James Baldwin
Le beau-fils d'un prédicateur de Harlem qui dit à l'Amérique sa vérité depuis un village de France.
L'ascension
Aîné de neuf enfants dans un foyer de Harlem dominé par un beau-père amer, Baldwin est prédicateur pentecôtiste adolescent avant de perdre la foi et de découvrir Richard Wright. En 1948, avec 40 dollars en poche, il part pour Paris fuir un pays qu'il craint mortel, et y écrit La Conversion (1953) puis La Chambre de Giovanni (1956), une histoire d'amour entre hommes que son éditeur lui conseilla de brûler.
Ce qu'ils ont fait
Chroniques d'un enfant du pays (1955) et La Prochaine Fois, le feu (1963) font de lui l'essayiste le plus pénétrant du mouvement et lui valent la une de Time ; il marche à Selma, affronte William F. Buckley en débat à Cambridge en 1965 et rencontre Robert Kennedy pour exiger des actes.

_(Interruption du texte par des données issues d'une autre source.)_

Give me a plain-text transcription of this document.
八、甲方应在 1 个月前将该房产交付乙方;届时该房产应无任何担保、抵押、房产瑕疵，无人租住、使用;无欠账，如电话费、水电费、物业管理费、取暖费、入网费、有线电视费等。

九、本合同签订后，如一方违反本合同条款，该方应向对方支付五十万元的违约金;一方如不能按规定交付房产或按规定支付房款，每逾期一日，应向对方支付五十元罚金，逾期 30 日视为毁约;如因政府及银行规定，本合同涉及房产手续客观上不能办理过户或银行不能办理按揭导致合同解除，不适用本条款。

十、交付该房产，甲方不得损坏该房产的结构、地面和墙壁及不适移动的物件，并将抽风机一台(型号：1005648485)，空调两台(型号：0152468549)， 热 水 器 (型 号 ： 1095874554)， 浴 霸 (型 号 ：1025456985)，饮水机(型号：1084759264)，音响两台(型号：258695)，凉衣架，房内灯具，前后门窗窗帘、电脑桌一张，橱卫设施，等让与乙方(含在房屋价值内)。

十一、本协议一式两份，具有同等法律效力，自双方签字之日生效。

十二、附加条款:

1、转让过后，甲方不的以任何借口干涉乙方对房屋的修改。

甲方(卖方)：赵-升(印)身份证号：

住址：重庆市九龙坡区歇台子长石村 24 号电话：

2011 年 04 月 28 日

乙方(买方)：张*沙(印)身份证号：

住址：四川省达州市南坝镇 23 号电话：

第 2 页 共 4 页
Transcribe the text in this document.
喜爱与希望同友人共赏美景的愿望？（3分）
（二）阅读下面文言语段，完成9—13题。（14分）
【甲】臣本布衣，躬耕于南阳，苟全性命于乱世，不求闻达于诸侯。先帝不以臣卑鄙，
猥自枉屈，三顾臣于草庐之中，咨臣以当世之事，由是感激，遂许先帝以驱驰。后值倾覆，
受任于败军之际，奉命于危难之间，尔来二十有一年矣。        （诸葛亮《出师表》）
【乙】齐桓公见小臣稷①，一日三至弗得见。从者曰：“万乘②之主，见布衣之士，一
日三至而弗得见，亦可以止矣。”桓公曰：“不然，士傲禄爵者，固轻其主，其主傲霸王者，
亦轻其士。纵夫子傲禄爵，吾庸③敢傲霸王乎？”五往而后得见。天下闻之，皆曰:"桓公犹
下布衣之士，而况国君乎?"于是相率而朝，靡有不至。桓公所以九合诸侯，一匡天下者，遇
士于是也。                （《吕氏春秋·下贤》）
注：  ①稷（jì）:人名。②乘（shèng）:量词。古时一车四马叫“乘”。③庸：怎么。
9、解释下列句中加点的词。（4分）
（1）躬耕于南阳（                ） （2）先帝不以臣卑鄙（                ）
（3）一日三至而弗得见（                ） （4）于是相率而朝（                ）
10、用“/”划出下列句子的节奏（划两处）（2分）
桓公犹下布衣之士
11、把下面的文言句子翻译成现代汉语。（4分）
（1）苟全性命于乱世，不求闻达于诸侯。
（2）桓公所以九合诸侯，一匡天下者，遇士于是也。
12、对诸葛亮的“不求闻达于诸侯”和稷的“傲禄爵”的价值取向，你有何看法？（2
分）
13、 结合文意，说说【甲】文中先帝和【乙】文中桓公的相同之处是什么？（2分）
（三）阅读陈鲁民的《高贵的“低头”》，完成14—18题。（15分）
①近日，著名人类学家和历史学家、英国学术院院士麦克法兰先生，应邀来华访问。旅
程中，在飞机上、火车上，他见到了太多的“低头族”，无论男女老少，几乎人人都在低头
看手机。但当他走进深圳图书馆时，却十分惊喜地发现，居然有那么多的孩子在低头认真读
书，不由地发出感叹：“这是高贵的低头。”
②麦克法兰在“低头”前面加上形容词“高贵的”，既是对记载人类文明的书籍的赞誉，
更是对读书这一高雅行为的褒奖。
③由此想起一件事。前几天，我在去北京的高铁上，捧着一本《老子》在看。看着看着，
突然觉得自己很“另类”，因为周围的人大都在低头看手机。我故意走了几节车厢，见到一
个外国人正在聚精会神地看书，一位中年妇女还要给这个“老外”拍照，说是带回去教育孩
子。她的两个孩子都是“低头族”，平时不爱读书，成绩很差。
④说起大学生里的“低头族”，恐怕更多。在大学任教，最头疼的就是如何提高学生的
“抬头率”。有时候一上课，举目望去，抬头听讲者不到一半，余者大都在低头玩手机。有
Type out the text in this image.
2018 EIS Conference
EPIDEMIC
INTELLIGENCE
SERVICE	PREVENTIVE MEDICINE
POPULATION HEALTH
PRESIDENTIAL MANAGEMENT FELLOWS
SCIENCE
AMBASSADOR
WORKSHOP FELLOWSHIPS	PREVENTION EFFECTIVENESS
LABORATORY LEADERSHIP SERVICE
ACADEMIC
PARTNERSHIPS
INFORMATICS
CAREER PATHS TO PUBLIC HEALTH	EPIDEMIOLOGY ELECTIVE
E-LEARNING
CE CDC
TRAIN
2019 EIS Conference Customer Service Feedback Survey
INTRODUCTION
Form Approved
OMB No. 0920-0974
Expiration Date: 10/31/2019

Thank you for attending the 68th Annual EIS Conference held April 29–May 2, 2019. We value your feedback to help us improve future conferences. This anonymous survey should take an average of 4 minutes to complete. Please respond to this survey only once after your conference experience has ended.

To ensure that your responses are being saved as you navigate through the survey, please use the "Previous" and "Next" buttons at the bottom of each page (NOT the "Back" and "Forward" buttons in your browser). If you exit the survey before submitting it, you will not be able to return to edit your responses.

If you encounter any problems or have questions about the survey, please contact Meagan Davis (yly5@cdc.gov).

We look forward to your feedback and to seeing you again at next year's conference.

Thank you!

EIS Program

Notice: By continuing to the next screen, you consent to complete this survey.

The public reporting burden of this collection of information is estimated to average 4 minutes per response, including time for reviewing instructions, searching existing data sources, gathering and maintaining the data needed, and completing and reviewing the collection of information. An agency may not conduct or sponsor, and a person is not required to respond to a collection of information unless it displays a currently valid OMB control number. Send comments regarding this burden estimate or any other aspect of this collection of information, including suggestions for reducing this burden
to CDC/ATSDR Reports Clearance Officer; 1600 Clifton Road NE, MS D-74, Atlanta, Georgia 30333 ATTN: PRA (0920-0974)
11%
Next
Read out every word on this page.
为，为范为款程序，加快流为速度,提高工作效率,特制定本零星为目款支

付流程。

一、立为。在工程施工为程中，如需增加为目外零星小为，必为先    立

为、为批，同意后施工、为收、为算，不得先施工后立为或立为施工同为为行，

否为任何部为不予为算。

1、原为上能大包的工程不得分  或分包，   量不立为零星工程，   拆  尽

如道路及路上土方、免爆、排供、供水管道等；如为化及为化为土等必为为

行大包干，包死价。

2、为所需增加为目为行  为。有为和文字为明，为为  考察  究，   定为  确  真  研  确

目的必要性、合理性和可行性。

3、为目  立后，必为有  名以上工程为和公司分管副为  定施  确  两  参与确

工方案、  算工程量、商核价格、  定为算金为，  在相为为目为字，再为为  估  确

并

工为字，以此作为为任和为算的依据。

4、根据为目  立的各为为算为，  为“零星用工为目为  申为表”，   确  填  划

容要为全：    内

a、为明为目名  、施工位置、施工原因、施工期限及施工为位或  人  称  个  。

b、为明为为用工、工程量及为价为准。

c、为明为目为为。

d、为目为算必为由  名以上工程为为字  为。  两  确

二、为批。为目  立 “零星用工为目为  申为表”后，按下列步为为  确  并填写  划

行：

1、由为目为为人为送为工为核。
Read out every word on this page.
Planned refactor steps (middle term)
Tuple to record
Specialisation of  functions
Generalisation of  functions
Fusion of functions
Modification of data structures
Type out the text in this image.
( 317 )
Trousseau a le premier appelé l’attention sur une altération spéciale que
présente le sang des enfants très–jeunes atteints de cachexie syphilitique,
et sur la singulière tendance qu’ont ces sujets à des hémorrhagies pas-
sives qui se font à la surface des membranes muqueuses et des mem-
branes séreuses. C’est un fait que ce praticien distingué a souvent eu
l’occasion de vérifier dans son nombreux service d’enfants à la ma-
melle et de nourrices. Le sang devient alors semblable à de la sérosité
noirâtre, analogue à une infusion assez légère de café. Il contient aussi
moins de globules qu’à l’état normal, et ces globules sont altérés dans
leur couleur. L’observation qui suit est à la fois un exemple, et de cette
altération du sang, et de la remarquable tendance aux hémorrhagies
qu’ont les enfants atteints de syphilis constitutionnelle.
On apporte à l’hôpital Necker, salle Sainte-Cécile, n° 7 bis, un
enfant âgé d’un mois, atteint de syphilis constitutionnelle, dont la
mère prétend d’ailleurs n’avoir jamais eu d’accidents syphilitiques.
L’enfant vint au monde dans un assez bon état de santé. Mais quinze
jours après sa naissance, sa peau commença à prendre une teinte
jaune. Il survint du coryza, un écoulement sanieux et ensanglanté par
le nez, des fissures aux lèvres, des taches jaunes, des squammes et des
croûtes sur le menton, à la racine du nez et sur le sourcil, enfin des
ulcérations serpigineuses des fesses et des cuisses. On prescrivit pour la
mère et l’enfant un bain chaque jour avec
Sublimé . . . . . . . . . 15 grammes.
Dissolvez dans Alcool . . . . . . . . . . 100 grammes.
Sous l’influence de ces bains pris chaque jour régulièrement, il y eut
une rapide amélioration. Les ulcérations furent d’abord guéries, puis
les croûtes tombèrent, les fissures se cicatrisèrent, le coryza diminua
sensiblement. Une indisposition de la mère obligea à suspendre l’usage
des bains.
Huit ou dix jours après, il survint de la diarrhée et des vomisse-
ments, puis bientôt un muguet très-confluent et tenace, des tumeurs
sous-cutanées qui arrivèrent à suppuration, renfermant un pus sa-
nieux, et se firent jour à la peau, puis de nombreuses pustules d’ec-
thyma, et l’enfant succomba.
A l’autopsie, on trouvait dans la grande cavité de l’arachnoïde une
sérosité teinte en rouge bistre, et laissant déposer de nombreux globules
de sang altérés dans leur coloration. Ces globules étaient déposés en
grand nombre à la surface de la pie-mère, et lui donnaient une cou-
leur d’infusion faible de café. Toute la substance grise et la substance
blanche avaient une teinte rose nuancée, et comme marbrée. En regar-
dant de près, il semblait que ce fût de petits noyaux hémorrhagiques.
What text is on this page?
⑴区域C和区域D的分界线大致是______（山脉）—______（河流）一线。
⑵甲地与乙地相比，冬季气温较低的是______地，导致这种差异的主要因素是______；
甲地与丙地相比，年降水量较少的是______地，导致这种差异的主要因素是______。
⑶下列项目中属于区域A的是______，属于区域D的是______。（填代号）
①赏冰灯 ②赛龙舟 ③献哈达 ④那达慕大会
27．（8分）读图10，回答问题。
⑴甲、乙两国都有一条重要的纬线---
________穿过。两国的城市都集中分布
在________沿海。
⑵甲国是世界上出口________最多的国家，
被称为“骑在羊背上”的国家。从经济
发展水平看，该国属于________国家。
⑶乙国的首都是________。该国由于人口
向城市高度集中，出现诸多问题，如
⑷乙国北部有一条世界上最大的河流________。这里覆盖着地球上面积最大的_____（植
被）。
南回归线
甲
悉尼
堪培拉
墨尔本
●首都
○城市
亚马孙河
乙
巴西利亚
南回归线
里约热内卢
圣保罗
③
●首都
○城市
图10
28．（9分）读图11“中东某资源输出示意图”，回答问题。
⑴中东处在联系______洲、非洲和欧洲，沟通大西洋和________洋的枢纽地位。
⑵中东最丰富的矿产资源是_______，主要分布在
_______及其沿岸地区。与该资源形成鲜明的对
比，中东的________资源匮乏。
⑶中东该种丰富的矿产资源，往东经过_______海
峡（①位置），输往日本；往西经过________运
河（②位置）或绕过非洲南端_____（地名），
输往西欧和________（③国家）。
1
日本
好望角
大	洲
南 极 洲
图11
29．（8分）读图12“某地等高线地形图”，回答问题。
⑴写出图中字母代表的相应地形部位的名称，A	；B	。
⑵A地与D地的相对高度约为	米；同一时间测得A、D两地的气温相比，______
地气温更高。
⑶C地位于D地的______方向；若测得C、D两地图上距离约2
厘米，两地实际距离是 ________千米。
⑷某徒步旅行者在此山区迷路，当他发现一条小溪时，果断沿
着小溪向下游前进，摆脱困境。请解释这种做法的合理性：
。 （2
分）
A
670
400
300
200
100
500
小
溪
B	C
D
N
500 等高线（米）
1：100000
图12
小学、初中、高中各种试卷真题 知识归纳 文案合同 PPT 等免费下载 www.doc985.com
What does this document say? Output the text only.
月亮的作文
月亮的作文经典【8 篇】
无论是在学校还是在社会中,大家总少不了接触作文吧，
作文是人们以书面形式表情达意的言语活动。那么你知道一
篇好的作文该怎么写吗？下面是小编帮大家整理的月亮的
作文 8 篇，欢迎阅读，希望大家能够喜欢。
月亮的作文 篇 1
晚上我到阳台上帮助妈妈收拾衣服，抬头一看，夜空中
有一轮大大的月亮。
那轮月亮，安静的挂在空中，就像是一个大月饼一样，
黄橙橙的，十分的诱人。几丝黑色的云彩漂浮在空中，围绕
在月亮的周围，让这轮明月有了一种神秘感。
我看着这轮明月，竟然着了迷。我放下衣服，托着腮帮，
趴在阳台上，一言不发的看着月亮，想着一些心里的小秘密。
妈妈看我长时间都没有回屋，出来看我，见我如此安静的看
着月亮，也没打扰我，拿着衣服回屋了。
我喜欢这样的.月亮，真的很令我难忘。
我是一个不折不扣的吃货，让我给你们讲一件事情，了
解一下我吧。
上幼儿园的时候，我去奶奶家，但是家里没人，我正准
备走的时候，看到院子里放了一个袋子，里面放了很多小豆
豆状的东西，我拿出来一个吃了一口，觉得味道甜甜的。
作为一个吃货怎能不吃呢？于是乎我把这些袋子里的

Son dossier au FBI compte près de 1 900 pages.
Le tableau complet
Eldridge Cleaver l'attaqua comme un homosexuel se haïssant lui-même, les jeunes radicaux balayèrent ses espoirs intégrationnistes, et ses derniers romans furent jugés très inférieurs à ses essais. Il lutta contre l'alcool, le désespoir suicidaire après les assassinats des années 1960 et le sentiment d'avoir été exilé à la fois par son pays et, parfois, par son propre mouvement.
Pourquoi c'est important
L'insistance de Baldwin à dire que le racisme est un problème blanc, et que l'amour et la lucidité sont des actes politiques, a fait de lui l'écrivain américain le plus cité de l'ère Black Lives Matter.
“Tout ce qui est affronté ne peut pas être changé ; mais rien ne peut être changé tant que ce n'est pas affronté.”